На кухне, как всегда, царил порядок. Здесь всё находилось на своём месте. В течение полувека Месмеханум удалось сохранить тут настоящий уют и чистоту. Именно на этой кухне Месмеханум трапезничала уже пятьдесят лет и кормила своего мужа всякими вкусностями. Ну вот, дослужилась…

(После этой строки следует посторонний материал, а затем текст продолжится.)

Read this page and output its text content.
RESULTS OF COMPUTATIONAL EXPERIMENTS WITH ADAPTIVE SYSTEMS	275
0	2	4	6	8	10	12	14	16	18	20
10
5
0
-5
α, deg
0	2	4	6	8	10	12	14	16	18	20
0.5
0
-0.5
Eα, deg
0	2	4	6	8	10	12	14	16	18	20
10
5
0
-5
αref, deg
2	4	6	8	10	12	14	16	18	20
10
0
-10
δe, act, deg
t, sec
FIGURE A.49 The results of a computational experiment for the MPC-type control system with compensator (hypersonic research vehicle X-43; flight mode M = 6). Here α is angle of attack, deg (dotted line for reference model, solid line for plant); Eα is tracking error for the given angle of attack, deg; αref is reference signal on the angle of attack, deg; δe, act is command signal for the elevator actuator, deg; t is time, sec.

Интересно, все ли мужики так неблагодарны? Все ли они в старости ведут себя так нагло? Как можно назвать отношения, устоявшиеся между супругами в течение долгих лет, в течение полувека? Ведь эти отношения были построены на взаимной любви и уважении? Пусть это будет даже не любовь, а просто обычаи, традиции или же брак по расчёту… В смысле, покойный отец Месмеханум был хорошим знакомым родителей Гаджиаги, и именно это знакомство стало основанием для дальнейшего брака молодых.
Но какое это имело отношение к супружеству, к отношениям между мужчиной и женщиной? И вообще, где это писано, что пятьдесят лет нужно жить вместе и ежедневно видеть, делать одно и то же? От этого ведь и с ума можно сойти! Может, Месмеханум действительно надоела Гаджиаге? А может, наоборот? Ну кто, кто изобрёл эту заботу, эту зависимость на всю жизнь? Нет, Гаджи, это не есть воля Аллаха! Легко ли быть твоей женой целых пятьдесят лет? Я пожертвовала для себя своей красотой, своим сердцем. Целых пятьдесят лет своей жизни я посвятила исполнению твоих желаний, твоих прихотей и капризов. Пятьдесят лет моей жизни прошли на кухне, и путь, начинавшийся с этой кухни, завершился в твоей спальне, покрытой многолетней плесенью, день за днём отбирая у меня мою жизнь. Это – ужасная тень, тень преисподней; эта тень преследует меня ровно полвека, как ядовитая змея, готовая ужалить меня в любое время, или задушить меня… обвиться вокруг моего горла, сжать его изо всех сил, сжать и отпустить, чтобы я и при этом смогла поблагодарить Аллаха за то, что осталась жива…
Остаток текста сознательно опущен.